Paulo Freire, noted Brazilian educator and philosopher, penned the blueprint for how education transforms and enhances the quality of life for all social classes. His book, Pedagogy of the Oppressed(1968) aimed to improve educational opportunity for Brazil’s farming poor, particularly those he knew best, the “colonizers” and the “colonized.” This liberating work inspired not only the entire nation of Brazil, but also the thinking of educators worldwide, selling over 1 million copies.
What happens when a teacher we entrust to prevent bullying is to blame for oppression in your school? What if your child’s teacher is the oppressor? Every school is essentially a colony. Bullying is rampant on school campuses, and parents, educators and legislators are all seeking answers.
What the research says
Dr. Stuart Twemlow, psychiatrist and director of the Peaceful Schools and Communities Project at Baylor offers insight into this unique breed of the school bully. In a 2005 study, Twemlow found that “45 percent of the 116 teachers sampled indicated that at some time in their careers they had bullied a student.” Teachers are humans who lose patience or exercise poor judgment just like anyone else, but that is no excuse when it’s your kid crying on the bus ride home.
The majority of the teachers that I have known are dedicated, professional and compassionate people who would, like Victoria Soto from Sandy Hook Elementary in Newton, Connecticut, give their own lives for your children. Some teachers forget why they chose education and stop caring about kids, a small number of teachers might even feel satisfaction in taking out their sadistic ways on children. Still, some do not even realize when they have been hurtful. So, what steps can you take to protect your child from Mister or Miss Mean?
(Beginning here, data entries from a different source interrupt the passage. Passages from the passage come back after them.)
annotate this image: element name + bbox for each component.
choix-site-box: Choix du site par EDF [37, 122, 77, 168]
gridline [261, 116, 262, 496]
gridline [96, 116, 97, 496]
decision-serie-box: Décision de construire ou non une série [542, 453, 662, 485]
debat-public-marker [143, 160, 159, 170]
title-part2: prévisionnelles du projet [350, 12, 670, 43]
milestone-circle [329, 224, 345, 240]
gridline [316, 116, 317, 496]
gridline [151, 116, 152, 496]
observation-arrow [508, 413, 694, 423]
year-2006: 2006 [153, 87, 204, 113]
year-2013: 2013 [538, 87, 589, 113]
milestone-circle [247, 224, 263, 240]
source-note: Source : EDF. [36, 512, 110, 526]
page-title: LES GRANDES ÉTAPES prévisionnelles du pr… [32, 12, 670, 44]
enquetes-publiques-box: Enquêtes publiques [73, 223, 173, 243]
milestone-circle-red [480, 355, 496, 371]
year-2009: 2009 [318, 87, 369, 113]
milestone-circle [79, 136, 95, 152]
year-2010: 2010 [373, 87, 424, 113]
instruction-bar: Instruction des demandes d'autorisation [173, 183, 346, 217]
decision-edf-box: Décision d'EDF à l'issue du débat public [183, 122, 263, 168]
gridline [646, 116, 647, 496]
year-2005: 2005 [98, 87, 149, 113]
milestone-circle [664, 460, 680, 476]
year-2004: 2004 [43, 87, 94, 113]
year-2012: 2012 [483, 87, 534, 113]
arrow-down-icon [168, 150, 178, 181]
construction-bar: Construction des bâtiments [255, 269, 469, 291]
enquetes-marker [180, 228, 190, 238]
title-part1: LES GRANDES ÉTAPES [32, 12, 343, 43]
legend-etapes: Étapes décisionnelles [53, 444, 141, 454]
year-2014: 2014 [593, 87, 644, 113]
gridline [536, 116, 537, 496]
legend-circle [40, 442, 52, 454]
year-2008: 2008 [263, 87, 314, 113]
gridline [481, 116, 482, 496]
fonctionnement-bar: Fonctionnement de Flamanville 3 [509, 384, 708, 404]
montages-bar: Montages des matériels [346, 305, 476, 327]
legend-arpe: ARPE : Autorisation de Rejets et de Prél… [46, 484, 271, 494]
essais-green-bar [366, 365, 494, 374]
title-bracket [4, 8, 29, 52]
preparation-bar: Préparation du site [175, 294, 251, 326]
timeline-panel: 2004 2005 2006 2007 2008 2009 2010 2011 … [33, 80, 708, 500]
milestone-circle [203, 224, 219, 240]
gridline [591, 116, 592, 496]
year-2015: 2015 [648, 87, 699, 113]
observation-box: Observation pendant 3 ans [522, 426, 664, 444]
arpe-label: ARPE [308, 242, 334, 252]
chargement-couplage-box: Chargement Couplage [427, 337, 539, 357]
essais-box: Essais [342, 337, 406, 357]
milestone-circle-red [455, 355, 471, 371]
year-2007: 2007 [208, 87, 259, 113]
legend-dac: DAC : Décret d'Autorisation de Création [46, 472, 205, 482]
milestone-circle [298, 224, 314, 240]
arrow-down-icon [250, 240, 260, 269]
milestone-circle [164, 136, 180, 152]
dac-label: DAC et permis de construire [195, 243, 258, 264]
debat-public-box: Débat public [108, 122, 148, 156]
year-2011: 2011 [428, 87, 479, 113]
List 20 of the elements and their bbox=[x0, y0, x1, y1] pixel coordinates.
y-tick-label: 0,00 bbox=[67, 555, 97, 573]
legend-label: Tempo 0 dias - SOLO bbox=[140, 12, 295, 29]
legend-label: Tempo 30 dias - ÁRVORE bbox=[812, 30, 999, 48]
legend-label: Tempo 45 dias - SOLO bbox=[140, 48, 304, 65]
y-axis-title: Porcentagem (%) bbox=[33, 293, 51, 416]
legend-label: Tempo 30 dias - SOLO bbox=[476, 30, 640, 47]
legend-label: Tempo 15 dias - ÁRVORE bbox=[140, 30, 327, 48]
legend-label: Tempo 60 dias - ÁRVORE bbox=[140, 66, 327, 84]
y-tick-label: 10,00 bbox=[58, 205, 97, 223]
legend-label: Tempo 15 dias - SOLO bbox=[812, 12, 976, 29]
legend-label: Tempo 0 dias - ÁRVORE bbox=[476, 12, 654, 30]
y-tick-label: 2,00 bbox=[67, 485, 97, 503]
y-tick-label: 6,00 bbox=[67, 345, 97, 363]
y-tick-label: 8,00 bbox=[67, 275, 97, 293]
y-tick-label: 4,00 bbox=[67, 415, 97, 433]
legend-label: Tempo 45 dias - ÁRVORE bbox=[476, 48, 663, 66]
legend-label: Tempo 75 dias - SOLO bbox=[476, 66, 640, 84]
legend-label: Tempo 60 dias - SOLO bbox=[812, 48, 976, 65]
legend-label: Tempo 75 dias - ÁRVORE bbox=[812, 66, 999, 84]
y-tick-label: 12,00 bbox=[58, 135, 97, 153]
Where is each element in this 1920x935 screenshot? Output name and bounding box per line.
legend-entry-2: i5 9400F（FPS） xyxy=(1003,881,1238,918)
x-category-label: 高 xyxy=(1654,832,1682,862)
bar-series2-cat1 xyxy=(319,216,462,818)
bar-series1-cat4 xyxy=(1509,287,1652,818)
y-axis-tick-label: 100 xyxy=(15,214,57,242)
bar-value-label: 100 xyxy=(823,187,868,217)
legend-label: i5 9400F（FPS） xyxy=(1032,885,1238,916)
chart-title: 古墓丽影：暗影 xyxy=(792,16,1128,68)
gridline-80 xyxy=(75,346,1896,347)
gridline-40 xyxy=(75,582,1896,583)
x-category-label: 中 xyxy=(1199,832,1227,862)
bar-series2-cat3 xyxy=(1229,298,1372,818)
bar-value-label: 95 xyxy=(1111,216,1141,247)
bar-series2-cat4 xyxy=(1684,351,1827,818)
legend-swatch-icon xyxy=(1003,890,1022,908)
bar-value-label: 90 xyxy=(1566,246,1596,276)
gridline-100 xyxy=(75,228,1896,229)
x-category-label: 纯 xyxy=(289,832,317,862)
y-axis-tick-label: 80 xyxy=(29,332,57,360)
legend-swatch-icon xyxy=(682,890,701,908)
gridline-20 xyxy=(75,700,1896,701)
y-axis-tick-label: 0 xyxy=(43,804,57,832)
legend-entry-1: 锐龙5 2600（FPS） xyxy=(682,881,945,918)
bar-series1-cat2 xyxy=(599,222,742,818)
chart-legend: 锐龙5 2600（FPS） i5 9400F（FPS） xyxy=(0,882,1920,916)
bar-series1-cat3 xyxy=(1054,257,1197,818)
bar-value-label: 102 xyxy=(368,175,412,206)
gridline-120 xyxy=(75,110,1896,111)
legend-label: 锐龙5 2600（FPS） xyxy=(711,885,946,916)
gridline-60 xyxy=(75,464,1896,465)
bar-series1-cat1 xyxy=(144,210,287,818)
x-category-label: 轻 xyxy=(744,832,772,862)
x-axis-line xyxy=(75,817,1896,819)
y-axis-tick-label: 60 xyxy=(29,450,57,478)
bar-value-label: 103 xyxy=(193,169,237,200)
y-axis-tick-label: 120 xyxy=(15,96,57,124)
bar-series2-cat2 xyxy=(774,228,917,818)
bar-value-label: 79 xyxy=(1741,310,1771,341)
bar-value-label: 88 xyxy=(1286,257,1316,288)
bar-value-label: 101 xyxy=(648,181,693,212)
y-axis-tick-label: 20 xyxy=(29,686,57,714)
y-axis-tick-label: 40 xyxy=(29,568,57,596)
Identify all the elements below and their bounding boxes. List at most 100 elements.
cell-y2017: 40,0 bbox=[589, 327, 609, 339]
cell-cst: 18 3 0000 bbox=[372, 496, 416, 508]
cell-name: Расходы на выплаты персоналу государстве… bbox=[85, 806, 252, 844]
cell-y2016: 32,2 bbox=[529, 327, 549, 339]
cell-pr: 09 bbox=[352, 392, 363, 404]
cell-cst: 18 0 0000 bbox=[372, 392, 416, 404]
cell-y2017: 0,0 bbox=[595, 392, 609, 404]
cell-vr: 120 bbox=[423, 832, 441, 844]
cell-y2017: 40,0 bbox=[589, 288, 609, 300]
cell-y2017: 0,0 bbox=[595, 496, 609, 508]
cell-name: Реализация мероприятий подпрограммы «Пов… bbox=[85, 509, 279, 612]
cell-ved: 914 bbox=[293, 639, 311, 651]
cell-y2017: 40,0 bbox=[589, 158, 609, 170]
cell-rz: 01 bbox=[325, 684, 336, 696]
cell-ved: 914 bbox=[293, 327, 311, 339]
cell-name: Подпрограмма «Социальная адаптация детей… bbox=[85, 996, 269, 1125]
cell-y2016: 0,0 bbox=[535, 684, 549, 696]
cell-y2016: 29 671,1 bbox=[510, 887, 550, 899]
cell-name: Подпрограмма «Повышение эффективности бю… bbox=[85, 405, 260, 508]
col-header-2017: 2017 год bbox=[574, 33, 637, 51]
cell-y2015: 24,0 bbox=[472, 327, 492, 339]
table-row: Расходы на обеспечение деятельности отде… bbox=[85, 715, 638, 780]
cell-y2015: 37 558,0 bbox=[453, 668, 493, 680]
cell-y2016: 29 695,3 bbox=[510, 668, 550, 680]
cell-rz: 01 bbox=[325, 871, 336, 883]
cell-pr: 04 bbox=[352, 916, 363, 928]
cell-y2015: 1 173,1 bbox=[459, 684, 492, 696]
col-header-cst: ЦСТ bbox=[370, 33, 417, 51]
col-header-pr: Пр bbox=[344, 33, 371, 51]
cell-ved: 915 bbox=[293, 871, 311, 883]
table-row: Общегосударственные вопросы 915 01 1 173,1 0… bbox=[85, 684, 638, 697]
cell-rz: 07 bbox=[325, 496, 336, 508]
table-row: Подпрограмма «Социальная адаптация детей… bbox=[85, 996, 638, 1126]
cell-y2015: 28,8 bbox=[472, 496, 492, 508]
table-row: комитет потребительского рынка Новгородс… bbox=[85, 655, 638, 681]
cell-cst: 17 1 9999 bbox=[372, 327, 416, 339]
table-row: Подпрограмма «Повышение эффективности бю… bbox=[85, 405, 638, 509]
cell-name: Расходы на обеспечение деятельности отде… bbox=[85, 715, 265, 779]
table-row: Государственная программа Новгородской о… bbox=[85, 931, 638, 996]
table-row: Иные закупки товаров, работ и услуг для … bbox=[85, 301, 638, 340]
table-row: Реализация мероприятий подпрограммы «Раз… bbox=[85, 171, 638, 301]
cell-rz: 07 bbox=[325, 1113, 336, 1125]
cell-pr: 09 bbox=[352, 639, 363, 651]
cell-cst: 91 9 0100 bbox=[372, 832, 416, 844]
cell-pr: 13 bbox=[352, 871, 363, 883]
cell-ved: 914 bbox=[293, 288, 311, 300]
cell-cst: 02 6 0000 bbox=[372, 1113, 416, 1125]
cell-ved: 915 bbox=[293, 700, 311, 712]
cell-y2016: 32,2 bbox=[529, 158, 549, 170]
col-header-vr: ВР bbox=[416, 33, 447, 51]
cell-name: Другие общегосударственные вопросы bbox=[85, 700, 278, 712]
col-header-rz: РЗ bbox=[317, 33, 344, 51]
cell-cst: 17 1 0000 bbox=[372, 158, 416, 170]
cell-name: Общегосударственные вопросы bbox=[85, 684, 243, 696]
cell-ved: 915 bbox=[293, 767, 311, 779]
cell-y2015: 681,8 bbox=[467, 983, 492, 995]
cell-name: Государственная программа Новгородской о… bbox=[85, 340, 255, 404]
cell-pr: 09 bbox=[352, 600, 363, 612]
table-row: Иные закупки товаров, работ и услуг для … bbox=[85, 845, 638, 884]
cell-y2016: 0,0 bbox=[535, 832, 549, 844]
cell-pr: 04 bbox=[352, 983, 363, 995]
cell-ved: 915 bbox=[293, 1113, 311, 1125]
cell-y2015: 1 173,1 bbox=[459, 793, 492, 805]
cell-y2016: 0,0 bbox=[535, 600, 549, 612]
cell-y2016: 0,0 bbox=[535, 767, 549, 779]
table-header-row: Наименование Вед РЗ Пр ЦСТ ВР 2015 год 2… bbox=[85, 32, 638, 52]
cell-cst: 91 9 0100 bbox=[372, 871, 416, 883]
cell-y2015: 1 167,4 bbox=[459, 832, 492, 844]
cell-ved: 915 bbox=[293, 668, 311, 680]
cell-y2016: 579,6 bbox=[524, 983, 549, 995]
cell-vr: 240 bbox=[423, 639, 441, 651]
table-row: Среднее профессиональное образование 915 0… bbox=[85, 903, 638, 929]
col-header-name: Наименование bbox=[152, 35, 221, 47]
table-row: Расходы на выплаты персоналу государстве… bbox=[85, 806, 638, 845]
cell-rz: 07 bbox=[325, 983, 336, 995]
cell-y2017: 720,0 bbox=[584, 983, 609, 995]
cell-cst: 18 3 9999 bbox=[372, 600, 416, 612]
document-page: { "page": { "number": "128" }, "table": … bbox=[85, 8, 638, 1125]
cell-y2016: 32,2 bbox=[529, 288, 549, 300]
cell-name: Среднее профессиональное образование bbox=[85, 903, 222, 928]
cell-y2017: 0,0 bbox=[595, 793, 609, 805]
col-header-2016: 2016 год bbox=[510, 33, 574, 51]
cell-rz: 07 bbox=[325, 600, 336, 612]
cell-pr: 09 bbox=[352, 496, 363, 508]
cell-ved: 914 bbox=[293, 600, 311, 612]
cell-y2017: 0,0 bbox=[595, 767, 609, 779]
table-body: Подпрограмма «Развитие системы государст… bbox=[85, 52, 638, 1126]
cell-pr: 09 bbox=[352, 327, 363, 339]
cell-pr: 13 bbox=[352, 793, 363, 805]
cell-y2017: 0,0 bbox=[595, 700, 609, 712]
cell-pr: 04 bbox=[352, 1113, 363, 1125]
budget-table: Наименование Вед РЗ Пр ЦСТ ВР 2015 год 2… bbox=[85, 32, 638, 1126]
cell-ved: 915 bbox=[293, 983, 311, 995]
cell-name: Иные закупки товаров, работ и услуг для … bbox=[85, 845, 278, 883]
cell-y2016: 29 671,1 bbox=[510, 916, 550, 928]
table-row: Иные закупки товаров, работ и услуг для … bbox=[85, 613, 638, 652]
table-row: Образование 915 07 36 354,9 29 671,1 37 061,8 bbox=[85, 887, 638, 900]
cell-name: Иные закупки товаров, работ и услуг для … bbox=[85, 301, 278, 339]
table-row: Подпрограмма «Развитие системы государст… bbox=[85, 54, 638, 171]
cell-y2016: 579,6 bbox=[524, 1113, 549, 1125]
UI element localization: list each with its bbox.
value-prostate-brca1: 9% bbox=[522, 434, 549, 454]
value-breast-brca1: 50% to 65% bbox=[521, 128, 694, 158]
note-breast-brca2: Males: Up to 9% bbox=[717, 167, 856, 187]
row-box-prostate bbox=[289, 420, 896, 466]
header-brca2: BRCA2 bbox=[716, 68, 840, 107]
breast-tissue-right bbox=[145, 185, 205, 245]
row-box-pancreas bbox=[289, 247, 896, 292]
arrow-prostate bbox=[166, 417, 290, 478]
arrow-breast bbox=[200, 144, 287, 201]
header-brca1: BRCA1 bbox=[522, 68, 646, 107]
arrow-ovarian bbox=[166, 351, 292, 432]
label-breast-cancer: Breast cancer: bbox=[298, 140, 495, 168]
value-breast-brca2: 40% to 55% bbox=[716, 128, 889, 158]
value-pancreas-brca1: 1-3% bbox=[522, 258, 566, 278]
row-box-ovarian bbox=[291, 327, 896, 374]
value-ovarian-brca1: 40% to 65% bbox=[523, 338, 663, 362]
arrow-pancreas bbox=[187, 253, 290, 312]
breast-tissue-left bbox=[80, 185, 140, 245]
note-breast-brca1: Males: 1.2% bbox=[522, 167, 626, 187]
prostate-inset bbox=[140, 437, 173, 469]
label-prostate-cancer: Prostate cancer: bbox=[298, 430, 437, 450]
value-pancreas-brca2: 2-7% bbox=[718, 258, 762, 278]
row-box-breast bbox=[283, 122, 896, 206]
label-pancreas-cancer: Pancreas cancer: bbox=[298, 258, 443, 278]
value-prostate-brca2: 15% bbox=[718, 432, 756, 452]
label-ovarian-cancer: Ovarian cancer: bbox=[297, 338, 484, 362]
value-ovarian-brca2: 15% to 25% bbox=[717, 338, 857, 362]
Handling adult bullies is a lot like dealing with any other bully:
Adults are always telling kids to ignore bullies. Why? For a one-time, hurtful word or shove, this might work with some bullies. Parents cannot ignore or tolerate this behavior in teachers, who are in a position of trust. They chose this profession because they are supposed to care about kids. When they stop demonstrating that care, parents have a right and responsibility to address the incident after gathering accurate details from all parties or friends involved. Usually a phone call or teacher meeting will resolve it. It will be important here to state facts and not become overly emotional, vengeful or reactive if you really want the best outcome for your child. Using your attorney as a threat is usually not necessary or helpful to the conversation.
Discuss what is happening with your child and write down details relevant to bullying incidents. Open communication in the home is important for kids in all phases, but particularly in the younger, more vulnerable times in their lives. When you visit with a teacher, or if you need to take the issue higher up to the principal or district personnel, you have a legal record. Follow school policy and sound legal advice where necessary. Allow love and professionalism, not anger, to guide the process.
First, be the kind of parent who never belittles or abuses a child in any way. Communicate with your kids about everything. Empower them to stick up for themselves and others. Personally visit your child’s teacher at the beginning of and volunteer throughout the school year so that the teacher knows that you, as the parent, are aware of what is going on in the classroom. Chaperone at field trips or overnight school activities. Do not allow your child to accept friend requests from teachers on social media websites. Do not allow yourself or your child to bully or threaten a teacher in person or online. Speak out when you know of a bully teacher or principal and act to protect all kids. Unite with parents and compassionate educators to make home and school a safe space for children. No one can prevent all of the harmful things a child will face in this world, but this type of bullying is one that is very preventable and will do a great service to hundreds of children who may possibly endure a verbally, emotionally, or physically abusive teacher.
An end to pain
No child deserves to be bullied, especially by someone who holds the sacred trust of educating children. No community should tolerate or turn a blind eye to a teacher-oppressor. These steps and the collective voice of parents can help to ensure safer schools. It really is a question of freedom. The Brazilian philosopher, Freire, knew it and liberated the oppressed around him. It was an intellectual and physical release from pain. Isn’t that what our kids are asking for? Isn’t that what they deserve?